Following last year’s successful effort to decriminalize marijuana in Rhode Island, advocates in the state legislature now have their eyes on the biggest prize in drug reform: marijuana legalization.
“Taxing and regulating the sale of marijuana will rob drug dealers of one of their reasons for being,” state Senator Donna M. Nesselbush (D) said, according to The Valley Breeze newspaper in Rhode Island. “It will likely reduce crime, weaken gangs and cartels and allow our hard-working law enforcement officials to focus on serious and/or violent crime. Taxing and regulating would also create the potential for much-needed state revenue that could be used for treatment and education about the consequences of drug use and the promise of healthful living.”
“The bill would allow individuals 21 and older to possess and cultivate limited amounts of marijuana,” the group explained in a statement. “It would also direct the department of revenue to license and regulate marijuana producers and retail marijuana stores. This sensible approach to marijuana would let law enforcement focus on more serious crimes.”

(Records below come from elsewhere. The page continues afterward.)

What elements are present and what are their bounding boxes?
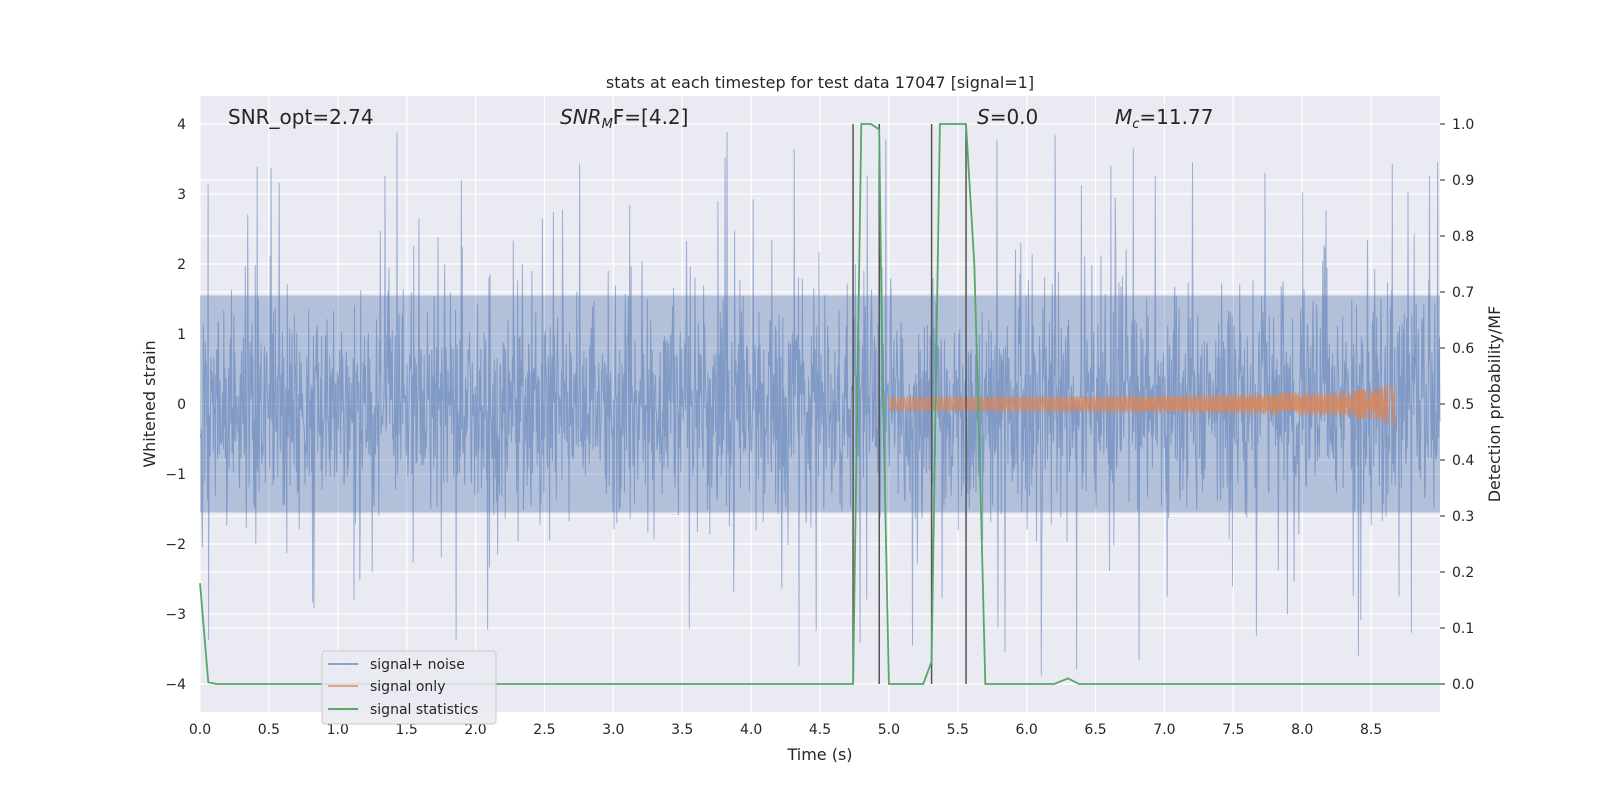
y-tick-label-left: 3 [177, 187, 186, 203]
y-tick-label-left: −2 [165, 537, 186, 553]
y-axis-left-ticks: 4 3 2 1 0 −1 −2 −3 −4 [165, 117, 186, 693]
x-tick-label: 7.5 [1222, 722, 1244, 738]
x-tick-label: 4.5 [809, 722, 831, 738]
y-tick-label-right: 0.3 [1452, 509, 1474, 525]
x-tick-label: 8.0 [1291, 722, 1313, 738]
signal-only-series [888, 384, 1396, 429]
y-tick-label-left: 0 [177, 397, 186, 413]
y-tick-label-right: 0.4 [1452, 453, 1474, 469]
x-tick-label: 8.5 [1360, 722, 1382, 738]
signal-chirp-line [888, 384, 1396, 429]
x-tick-label: 1.5 [396, 722, 418, 738]
x-tick-label: 7.0 [1153, 722, 1175, 738]
legend-label-signal: signal only [370, 679, 445, 695]
x-tick-label: 1.0 [327, 722, 349, 738]
chart-title: stats at each timestep for test data 170… [606, 73, 1034, 92]
y-tick-label-left: 4 [177, 117, 186, 133]
y-tick-label-right: 0.1 [1452, 621, 1474, 637]
y-tick-label-right: 0.5 [1452, 397, 1474, 413]
y-tick-label-right: 0.0 [1452, 677, 1474, 693]
y-tick-label-left: −4 [165, 677, 186, 693]
x-tick-label: 2.5 [533, 722, 555, 738]
x-tick-label: 5.5 [947, 722, 969, 738]
legend-box [321, 650, 497, 725]
x-tick-label: 4.0 [740, 722, 762, 738]
y-tick-label-left: 2 [177, 257, 186, 273]
y-tick-label-right: 0.6 [1452, 341, 1474, 357]
y-axis-left-label: Whitened strain [140, 340, 159, 467]
x-tick-label: 0.0 [189, 722, 211, 738]
y-axis-right-label: Detection probability/MF [1485, 306, 1504, 503]
x-tick-label: 5.0 [878, 722, 900, 738]
y-tick-label-right: 0.7 [1452, 285, 1474, 301]
y-tick-label-right: 1.0 [1452, 117, 1474, 133]
x-tick-label: 6.0 [1016, 722, 1038, 738]
x-tick-label: 3.0 [602, 722, 624, 738]
x-tick-label: 2.0 [464, 722, 486, 738]
annotation-snr-mf: SNRMF=[4.2] [560, 105, 688, 132]
annotation-snr-opt: SNR_opt=2.74 [228, 105, 374, 129]
detection-markers [852, 124, 967, 684]
x-axis-label: Time (s) [786, 745, 852, 764]
annotation-s: S=0.0 [977, 105, 1038, 129]
noise-trace [199, 131, 1441, 676]
y-axis-right-ticks: 1.0 0.9 0.8 0.7 0.6 0.5 0.4 0.3 0.2 0.1 0.0 [1440, 117, 1474, 693]
y-tick-label-left: −1 [165, 467, 186, 483]
x-tick-label: 6.5 [1084, 722, 1106, 738]
x-axis-ticks: 0.0 0.5 1.0 1.5 2.0 2.5 3.0 3.5 4.0 4.5 5.0 5.5 6.0 6… [189, 722, 1382, 738]
y-tick-label-right: 0.2 [1452, 565, 1474, 581]
y-tick-label-left: −3 [165, 607, 186, 623]
y-tick-label-right: 0.8 [1452, 229, 1474, 245]
legend-label-noise: signal+ noise [370, 657, 465, 673]
x-tick-label: 3.5 [671, 722, 693, 738]
x-tick-label: 0.5 [258, 722, 280, 738]
y-tick-label-left: 1 [177, 327, 186, 343]
legend: signal+ noise signal only signal statist… [321, 650, 497, 725]
annotation-mc: Mc=11.77 [1115, 105, 1213, 132]
legend-label-stats: signal statistics [370, 702, 478, 718]
y-tick-label-right: 0.9 [1452, 173, 1474, 189]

The state is one of several that could potentially legalize marijuana following passage of historic voter-driven legalization initiatives in Colorado and Washington. A law signed by Gov. Lincon Chafee (R) in 2012, which takes effect on April 1, 2013, lowers penalties for adults caught with up to an ounce of marijuana to just a single $150 fine, similar to a traffic ticket. The new law will see about half of those revenues going into drug awareness and treatment programs for young people, according to The Providence Journal.
“It is time for Rhode Island to put the failed policy of marijuana prohibition behind us and adopt a more sensible approach just as our nation did with alcohol 80 years ago,” Rep. Ajello said. “By keeping marijuana sales in the underground market, we are ensuring they will be uncontrolled and that those selling it are not asking for proof of age. Regulating marijuana like alcohol will take marijuana sales off the street and put them in the hands of legitimate businesses that would face real disincentives for selling to minors. These new businesses will also create jobs and generate much-needed new tax revenue.”